Frequently asked questions

What is a butterfly on LMNR?
A butterfly on LMNR is the butterfly strategy applied to LMNR (stock). The strategy is structurally neutral / pin (limited-risk, limited-reward): A long call butterfly buys one lower-strike call, sells two ATM calls, and buys one higher-strike call, paying a small net debit for a defined-risk position that maxes out if the underlying pins the middle strike at expiration. With LMNR stock trading near $13.07, the strikes shown on this page are snapped to the nearest listed LMNR chain strike and the premiums come straight from the end-of-day bid/ask midpoint.
How are LMNR butterfly max profit and max loss calculated?
Max profit equals the wing width minus net debit times 100 (reached when the underlying pins the middle strike); max loss equals the net debit times 100. Two breakevens at lower-wing plus debit and upper-wing minus debit. For the LMNR butterfly priced from the end-of-day chain at a 30-day expiry (ATM IV 23.80%), the computed maximum profit is unbounded per contract and the computed maximum loss is unbounded per contract. Live intraday quotes will differ as the chain moves through the trading session.
What is the breakeven for a LMNR butterfly?
The breakeven for the LMNR butterfly priced on this page is no defined breakeven on the modeled curve at expiration, derived from end-of-day chain premiums. Breakeven is the underlying price at which the strategy's P&L crosses zero ignoring transaction costs and assignment risk. The current LMNR market-implied 1-standard-deviation expected move is approximately 6.82%; if the move sits well outside the breakeven distance, the structure's risk-reward becomes correspondingly tighter.

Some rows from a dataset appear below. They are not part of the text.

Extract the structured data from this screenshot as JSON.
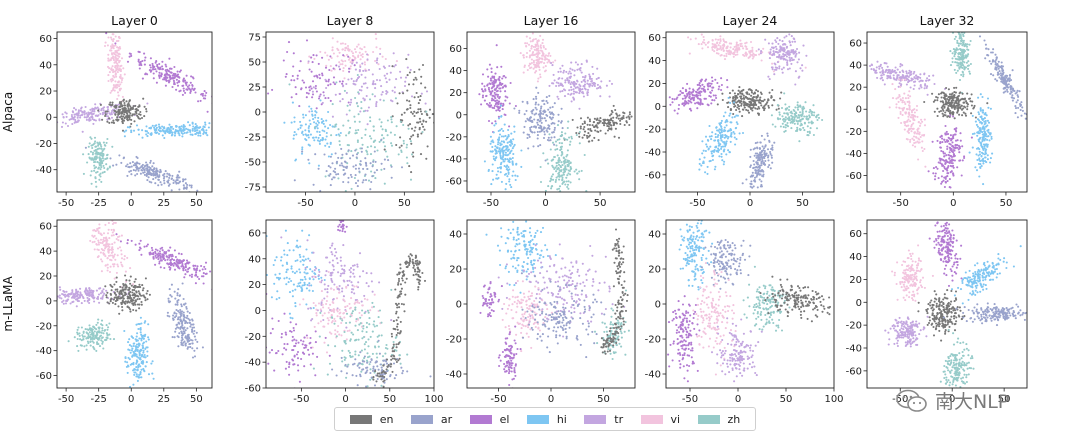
{
  "chart_data": {
    "type": "scatter",
    "rows": [
      "Alpaca",
      "m-LLaMA"
    ],
    "columns": [
      "Layer 0",
      "Layer 8",
      "Layer 16",
      "Layer 24",
      "Layer 32"
    ],
    "legend": {
      "placement": "bottom-center",
      "entries": [
        {
          "key": "en",
          "label": "en",
          "color": "#777777"
        },
        {
          "key": "ar",
          "label": "ar",
          "color": "#99a3cc"
        },
        {
          "key": "el",
          "label": "el",
          "color": "#b27ad2"
        },
        {
          "key": "hi",
          "label": "hi",
          "color": "#7ec6f2"
        },
        {
          "key": "tr",
          "label": "tr",
          "color": "#c3a6e0"
        },
        {
          "key": "vi",
          "label": "vi",
          "color": "#f2c4de"
        },
        {
          "key": "zh",
          "label": "zh",
          "color": "#96cbc9"
        }
      ]
    },
    "panels": [
      {
        "row": 0,
        "col": 0,
        "xlim": [
          -57,
          62
        ],
        "ylim": [
          -57,
          65
        ],
        "xticks": [
          -50,
          -25,
          0,
          25,
          50
        ],
        "yticks": [
          -40,
          -20,
          0,
          20,
          40,
          60
        ],
        "clusters": [
          {
            "lang": "vi",
            "x": -12,
            "y": 40,
            "sx": 3,
            "sy": 14,
            "rot": 5,
            "n": 170
          },
          {
            "lang": "el",
            "x": 30,
            "y": 31,
            "sx": 17,
            "sy": 3.5,
            "rot": -30,
            "n": 200
          },
          {
            "lang": "tr",
            "x": -31,
            "y": 2,
            "sx": 14,
            "sy": 3,
            "rot": 8,
            "n": 170
          },
          {
            "lang": "en",
            "x": -5,
            "y": 4,
            "sx": 7,
            "sy": 5,
            "rot": 0,
            "n": 180
          },
          {
            "lang": "hi",
            "x": 33,
            "y": -10,
            "sx": 17,
            "sy": 2.5,
            "rot": 2,
            "n": 200
          },
          {
            "lang": "zh",
            "x": -25,
            "y": -31,
            "sx": 4,
            "sy": 7,
            "rot": 0,
            "n": 150
          },
          {
            "lang": "ar",
            "x": 18,
            "y": -43,
            "sx": 15,
            "sy": 3,
            "rot": -20,
            "n": 200
          }
        ]
      },
      {
        "row": 0,
        "col": 1,
        "xlim": [
          -90,
          80
        ],
        "ylim": [
          -80,
          80
        ],
        "xticks": [
          -50,
          0,
          50
        ],
        "yticks": [
          -75,
          -50,
          -25,
          0,
          25,
          50,
          75
        ],
        "clusters": [
          {
            "lang": "vi",
            "x": -5,
            "y": 55,
            "sx": 16,
            "sy": 10,
            "rot": 0,
            "n": 100
          },
          {
            "lang": "el",
            "x": -40,
            "y": 35,
            "sx": 18,
            "sy": 14,
            "rot": 0,
            "n": 90
          },
          {
            "lang": "tr",
            "x": 10,
            "y": 25,
            "sx": 22,
            "sy": 16,
            "rot": 0,
            "n": 120
          },
          {
            "lang": "en",
            "x": 60,
            "y": 0,
            "sx": 9,
            "sy": 25,
            "rot": 0,
            "n": 90
          },
          {
            "lang": "hi",
            "x": -40,
            "y": -18,
            "sx": 12,
            "sy": 14,
            "rot": 0,
            "n": 110
          },
          {
            "lang": "zh",
            "x": 15,
            "y": -25,
            "sx": 24,
            "sy": 25,
            "rot": 0,
            "n": 140
          },
          {
            "lang": "ar",
            "x": -5,
            "y": -55,
            "sx": 20,
            "sy": 10,
            "rot": 0,
            "n": 100
          }
        ]
      },
      {
        "row": 0,
        "col": 2,
        "xlim": [
          -72,
          82
        ],
        "ylim": [
          -70,
          75
        ],
        "xticks": [
          -50,
          0,
          50
        ],
        "yticks": [
          -60,
          -40,
          -20,
          0,
          20,
          40,
          60
        ],
        "clusters": [
          {
            "lang": "vi",
            "x": -8,
            "y": 53,
            "sx": 6,
            "sy": 9,
            "rot": 0,
            "n": 150
          },
          {
            "lang": "el",
            "x": -47,
            "y": 20,
            "sx": 6,
            "sy": 12,
            "rot": 0,
            "n": 160
          },
          {
            "lang": "tr",
            "x": 30,
            "y": 30,
            "sx": 12,
            "sy": 8,
            "rot": 0,
            "n": 170
          },
          {
            "lang": "ar",
            "x": -5,
            "y": -5,
            "sx": 8,
            "sy": 12,
            "rot": 0,
            "n": 160
          },
          {
            "lang": "en",
            "x": 55,
            "y": -8,
            "sx": 14,
            "sy": 5,
            "rot": 15,
            "n": 140
          },
          {
            "lang": "hi",
            "x": -38,
            "y": -38,
            "sx": 7,
            "sy": 14,
            "rot": 0,
            "n": 180
          },
          {
            "lang": "zh",
            "x": 15,
            "y": -45,
            "sx": 7,
            "sy": 14,
            "rot": 0,
            "n": 180
          }
        ]
      },
      {
        "row": 0,
        "col": 3,
        "xlim": [
          -80,
          80
        ],
        "ylim": [
          -75,
          65
        ],
        "xticks": [
          -50,
          0,
          50
        ],
        "yticks": [
          -60,
          -40,
          -20,
          0,
          20,
          40,
          60
        ],
        "clusters": [
          {
            "lang": "vi",
            "x": -18,
            "y": 50,
            "sx": 17,
            "sy": 4,
            "rot": -10,
            "n": 170
          },
          {
            "lang": "tr",
            "x": 32,
            "y": 45,
            "sx": 8,
            "sy": 10,
            "rot": 30,
            "n": 160
          },
          {
            "lang": "el",
            "x": -50,
            "y": 10,
            "sx": 12,
            "sy": 5,
            "rot": 20,
            "n": 160
          },
          {
            "lang": "en",
            "x": 0,
            "y": 5,
            "sx": 12,
            "sy": 5,
            "rot": 0,
            "n": 200
          },
          {
            "lang": "zh",
            "x": 45,
            "y": -10,
            "sx": 10,
            "sy": 7,
            "rot": 0,
            "n": 170
          },
          {
            "lang": "hi",
            "x": -30,
            "y": -30,
            "sx": 7,
            "sy": 13,
            "rot": -30,
            "n": 170
          },
          {
            "lang": "ar",
            "x": 10,
            "y": -50,
            "sx": 5,
            "sy": 12,
            "rot": -15,
            "n": 170
          }
        ]
      },
      {
        "row": 0,
        "col": 4,
        "xlim": [
          -82,
          70
        ],
        "ylim": [
          -75,
          70
        ],
        "xticks": [
          -50,
          0,
          50
        ],
        "yticks": [
          -60,
          -40,
          -20,
          0,
          20,
          40,
          60
        ],
        "clusters": [
          {
            "lang": "zh",
            "x": 8,
            "y": 52,
            "sx": 4,
            "sy": 11,
            "rot": 0,
            "n": 170
          },
          {
            "lang": "tr",
            "x": -50,
            "y": 30,
            "sx": 16,
            "sy": 4,
            "rot": -15,
            "n": 180
          },
          {
            "lang": "ar",
            "x": 50,
            "y": 25,
            "sx": 3,
            "sy": 17,
            "rot": 30,
            "n": 170
          },
          {
            "lang": "en",
            "x": 0,
            "y": 5,
            "sx": 9,
            "sy": 6,
            "rot": 0,
            "n": 200
          },
          {
            "lang": "vi",
            "x": -40,
            "y": -10,
            "sx": 5,
            "sy": 15,
            "rot": 20,
            "n": 150
          },
          {
            "lang": "hi",
            "x": 28,
            "y": -25,
            "sx": 4,
            "sy": 15,
            "rot": 0,
            "n": 170
          },
          {
            "lang": "el",
            "x": -5,
            "y": -40,
            "sx": 6,
            "sy": 15,
            "rot": -10,
            "n": 180
          }
        ]
      },
      {
        "row": 1,
        "col": 0,
        "xlim": [
          -57,
          62
        ],
        "ylim": [
          -70,
          65
        ],
        "xticks": [
          -50,
          -25,
          0,
          25,
          50
        ],
        "yticks": [
          -60,
          -40,
          -20,
          0,
          20,
          40,
          60
        ],
        "clusters": [
          {
            "lang": "vi",
            "x": -18,
            "y": 45,
            "sx": 5,
            "sy": 13,
            "rot": 20,
            "n": 170
          },
          {
            "lang": "el",
            "x": 32,
            "y": 32,
            "sx": 16,
            "sy": 3.5,
            "rot": -25,
            "n": 200
          },
          {
            "lang": "tr",
            "x": -40,
            "y": 4,
            "sx": 14,
            "sy": 3,
            "rot": 3,
            "n": 170
          },
          {
            "lang": "en",
            "x": -3,
            "y": 5,
            "sx": 7,
            "sy": 6,
            "rot": 0,
            "n": 180
          },
          {
            "lang": "ar",
            "x": 40,
            "y": -18,
            "sx": 4,
            "sy": 13,
            "rot": 15,
            "n": 180
          },
          {
            "lang": "zh",
            "x": -28,
            "y": -28,
            "sx": 7,
            "sy": 5,
            "rot": 15,
            "n": 150
          },
          {
            "lang": "hi",
            "x": 5,
            "y": -45,
            "sx": 4,
            "sy": 13,
            "rot": 0,
            "n": 180
          }
        ]
      },
      {
        "row": 1,
        "col": 1,
        "xlim": [
          -90,
          100
        ],
        "ylim": [
          -60,
          70
        ],
        "xticks": [
          -50,
          0,
          50,
          100
        ],
        "yticks": [
          -60,
          -40,
          -20,
          0,
          20,
          40,
          60
        ],
        "clusters": [
          {
            "lang": "el",
            "x": -5,
            "y": 65,
            "sx": 3,
            "sy": 3,
            "rot": 0,
            "n": 20
          },
          {
            "lang": "hi",
            "x": -55,
            "y": 30,
            "sx": 14,
            "sy": 15,
            "rot": 0,
            "n": 120
          },
          {
            "lang": "tr",
            "x": -5,
            "y": 25,
            "sx": 20,
            "sy": 15,
            "rot": 0,
            "n": 130
          },
          {
            "lang": "vi",
            "x": -10,
            "y": 0,
            "sx": 18,
            "sy": 12,
            "rot": 0,
            "n": 120
          },
          {
            "lang": "zh",
            "x": 20,
            "y": -25,
            "sx": 20,
            "sy": 15,
            "rot": 0,
            "n": 140
          },
          {
            "lang": "el",
            "x": -60,
            "y": -30,
            "sx": 15,
            "sy": 12,
            "rot": 0,
            "n": 90
          },
          {
            "lang": "ar",
            "x": 30,
            "y": -45,
            "sx": 20,
            "sy": 6,
            "rot": 0,
            "n": 90
          }
        ],
        "curve": {
          "lang": "en",
          "n": 170,
          "spread": 3,
          "points": [
            [
              35,
              -55
            ],
            [
              50,
              -45
            ],
            [
              58,
              -25
            ],
            [
              60,
              0
            ],
            [
              62,
              25
            ],
            [
              70,
              38
            ],
            [
              80,
              37
            ],
            [
              85,
              20
            ]
          ]
        }
      },
      {
        "row": 1,
        "col": 2,
        "xlim": [
          -80,
          80
        ],
        "ylim": [
          -48,
          48
        ],
        "xticks": [
          -50,
          0,
          50
        ],
        "yticks": [
          -40,
          -20,
          0,
          20,
          40
        ],
        "clusters": [
          {
            "lang": "hi",
            "x": -25,
            "y": 30,
            "sx": 12,
            "sy": 8,
            "rot": 0,
            "n": 140
          },
          {
            "lang": "tr",
            "x": 10,
            "y": 10,
            "sx": 22,
            "sy": 10,
            "rot": 0,
            "n": 180
          },
          {
            "lang": "el",
            "x": -60,
            "y": 3,
            "sx": 4,
            "sy": 6,
            "rot": 0,
            "n": 50
          },
          {
            "lang": "vi",
            "x": -25,
            "y": -5,
            "sx": 10,
            "sy": 8,
            "rot": 0,
            "n": 120
          },
          {
            "lang": "ar",
            "x": 10,
            "y": -8,
            "sx": 16,
            "sy": 8,
            "rot": 0,
            "n": 150
          },
          {
            "lang": "el",
            "x": -40,
            "y": -32,
            "sx": 4,
            "sy": 7,
            "rot": 0,
            "n": 90
          },
          {
            "lang": "zh",
            "x": 60,
            "y": -18,
            "sx": 6,
            "sy": 6,
            "rot": 0,
            "n": 90
          }
        ],
        "curve": {
          "lang": "en",
          "n": 150,
          "spread": 2.5,
          "points": [
            [
              50,
              -25
            ],
            [
              62,
              -18
            ],
            [
              68,
              0
            ],
            [
              66,
              20
            ],
            [
              60,
              40
            ]
          ]
        }
      },
      {
        "row": 1,
        "col": 3,
        "xlim": [
          -75,
          100
        ],
        "ylim": [
          -48,
          48
        ],
        "xticks": [
          -50,
          0,
          50,
          100
        ],
        "yticks": [
          -40,
          -20,
          0,
          20,
          40
        ],
        "clusters": [
          {
            "lang": "hi",
            "x": -45,
            "y": 30,
            "sx": 7,
            "sy": 9,
            "rot": 0,
            "n": 150
          },
          {
            "lang": "ar",
            "x": -12,
            "y": 25,
            "sx": 10,
            "sy": 6,
            "rot": 0,
            "n": 130
          },
          {
            "lang": "vi",
            "x": -25,
            "y": -5,
            "sx": 10,
            "sy": 12,
            "rot": 0,
            "n": 140
          },
          {
            "lang": "zh",
            "x": 30,
            "y": 0,
            "sx": 10,
            "sy": 7,
            "rot": 0,
            "n": 140
          },
          {
            "lang": "en",
            "x": 60,
            "y": 2,
            "sx": 17,
            "sy": 4,
            "rot": -5,
            "n": 170
          },
          {
            "lang": "el",
            "x": -55,
            "y": -18,
            "sx": 7,
            "sy": 10,
            "rot": 0,
            "n": 140
          },
          {
            "lang": "tr",
            "x": 0,
            "y": -28,
            "sx": 10,
            "sy": 7,
            "rot": 0,
            "n": 140
          }
        ]
      },
      {
        "row": 1,
        "col": 4,
        "xlim": [
          -82,
          72
        ],
        "ylim": [
          -75,
          72
        ],
        "xticks": [
          -50,
          0,
          50
        ],
        "yticks": [
          -60,
          -40,
          -20,
          0,
          20,
          40,
          60
        ],
        "clusters": [
          {
            "lang": "el",
            "x": -5,
            "y": 48,
            "sx": 5,
            "sy": 12,
            "rot": 10,
            "n": 170
          },
          {
            "lang": "vi",
            "x": -40,
            "y": 20,
            "sx": 6,
            "sy": 9,
            "rot": 0,
            "n": 150
          },
          {
            "lang": "hi",
            "x": 28,
            "y": 22,
            "sx": 13,
            "sy": 5,
            "rot": 35,
            "n": 170
          },
          {
            "lang": "en",
            "x": -8,
            "y": -10,
            "sx": 8,
            "sy": 8,
            "rot": 0,
            "n": 200
          },
          {
            "lang": "ar",
            "x": 42,
            "y": -10,
            "sx": 16,
            "sy": 3.5,
            "rot": 0,
            "n": 170
          },
          {
            "lang": "tr",
            "x": -45,
            "y": -25,
            "sx": 7,
            "sy": 7,
            "rot": 10,
            "n": 150
          },
          {
            "lang": "zh",
            "x": 5,
            "y": -58,
            "sx": 6,
            "sy": 10,
            "rot": -10,
            "n": 160
          }
        ]
      }
    ]
  },
  "watermark": {
    "text": "南大NLP",
    "icon": "wechat-icon"
  }
}
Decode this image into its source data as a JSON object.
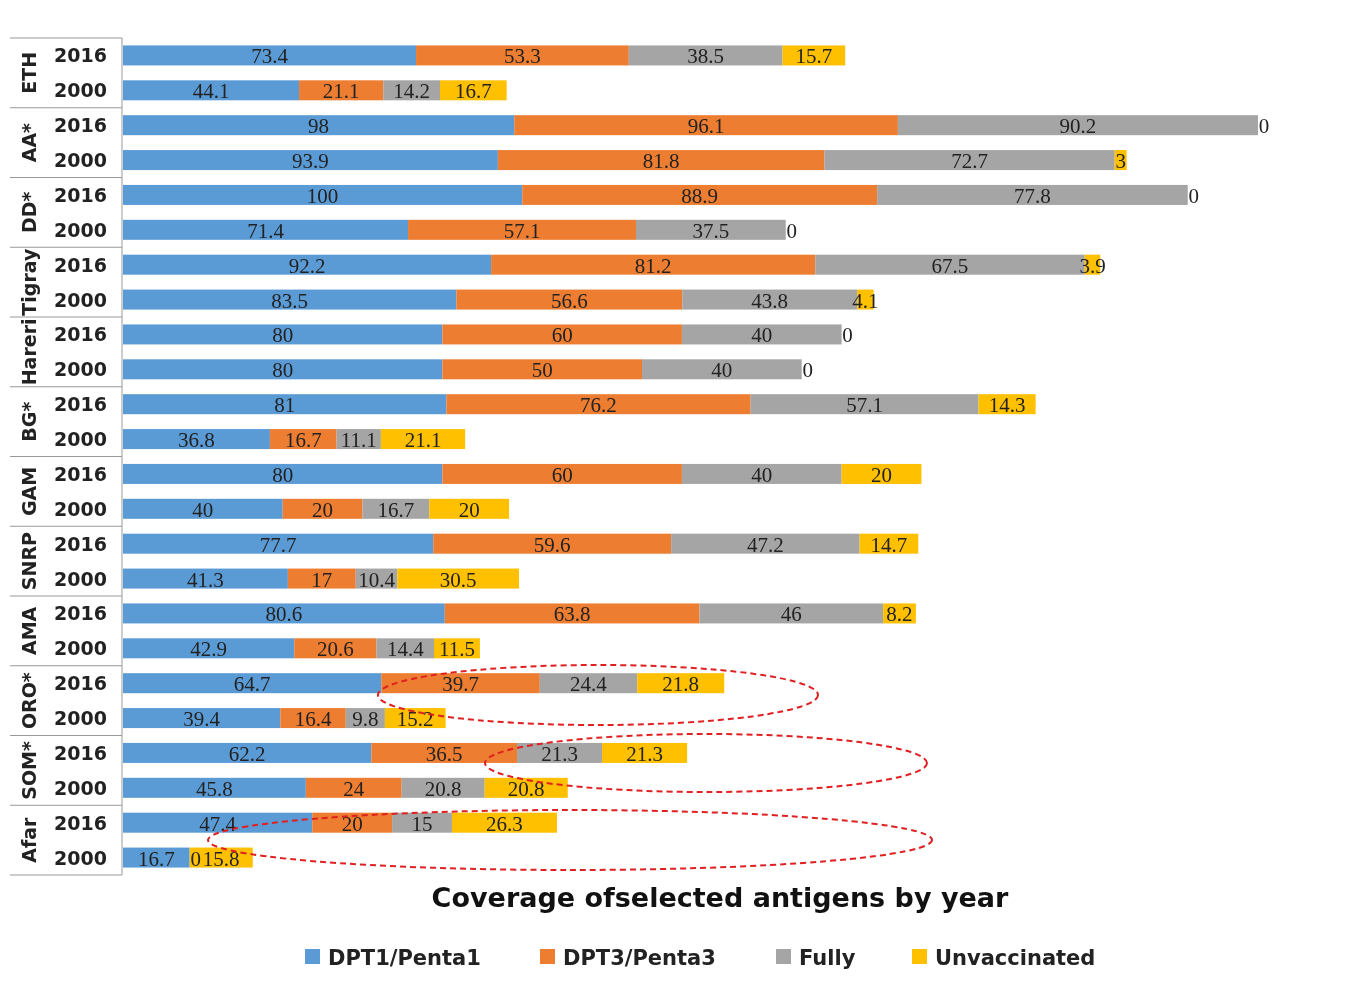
{
  "chart_data": {
    "type": "bar",
    "orientation": "horizontal",
    "stacked": true,
    "data_labels": true,
    "legend": "bottom",
    "title": "Coverage ofselected antigens by year",
    "categories": [
      "2016",
      "2000",
      "2016",
      "2000",
      "2016",
      "2000",
      "2016",
      "2000",
      "2016",
      "2000",
      "2016",
      "2000",
      "2016",
      "2000",
      "2016",
      "2000",
      "2016",
      "2000",
      "2016",
      "2000",
      "2016",
      "2000",
      "2016",
      "2000"
    ],
    "annotations": [
      "ETH",
      "AA*",
      "DD*",
      "Tigray",
      "Hareri",
      "BG*",
      "GAM",
      "SNRP",
      "AMA",
      "ORO*",
      "SOM*",
      "Afar"
    ],
    "series": [
      {
        "name": "DPT1/Penta1",
        "color": "#5b9bd5",
        "values": [
          73.4,
          44.1,
          98,
          93.9,
          100,
          71.4,
          92.2,
          83.5,
          80,
          80,
          81,
          36.8,
          80,
          40,
          77.7,
          41.3,
          80.6,
          42.9,
          64.7,
          39.4,
          62.2,
          45.8,
          47.4,
          16.7
        ]
      },
      {
        "name": "DPT3/Penta3",
        "color": "#ed7d31",
        "values": [
          53.3,
          21.1,
          96.1,
          81.8,
          88.9,
          57.1,
          81.2,
          56.6,
          60,
          50,
          76.2,
          16.7,
          60,
          20,
          59.6,
          17,
          63.8,
          20.6,
          39.7,
          16.4,
          36.5,
          24,
          20,
          0
        ]
      },
      {
        "name": "Fully",
        "color": "#a5a5a5",
        "values": [
          38.5,
          14.2,
          90.2,
          72.7,
          77.8,
          37.5,
          67.5,
          43.8,
          40,
          40,
          57.1,
          11.1,
          40,
          16.7,
          47.2,
          10.4,
          46,
          14.4,
          24.4,
          9.8,
          21.3,
          20.8,
          15,
          null
        ]
      },
      {
        "name": "Unvaccinated",
        "color": "#ffc000",
        "values": [
          15.7,
          16.7,
          0,
          3,
          0,
          0,
          3.9,
          4.1,
          0,
          0,
          14.3,
          21.1,
          20,
          20,
          14.7,
          30.5,
          8.2,
          11.5,
          21.8,
          15.2,
          21.3,
          20.8,
          26.3,
          15.8
        ]
      }
    ]
  }
}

When should you consider a butterfly on LMNR?
Butterflies on LMNR are pinning bets - traders use them when they expect LMNR to settle near a specific level at expiration (often the prior close, a round number, or the max-pain strike) and want defined-risk exposure to that outcome.
How does current LMNR implied volatility affect this butterfly?
LMNR ATM IV is at 23.80% with IV rank near 1.43%, which is on the low end of its 1-year range. Premium-buying structures (long call, long put, debit spreads) are relatively cheap in this regime; premium-selling structures collect less credit per unit risk.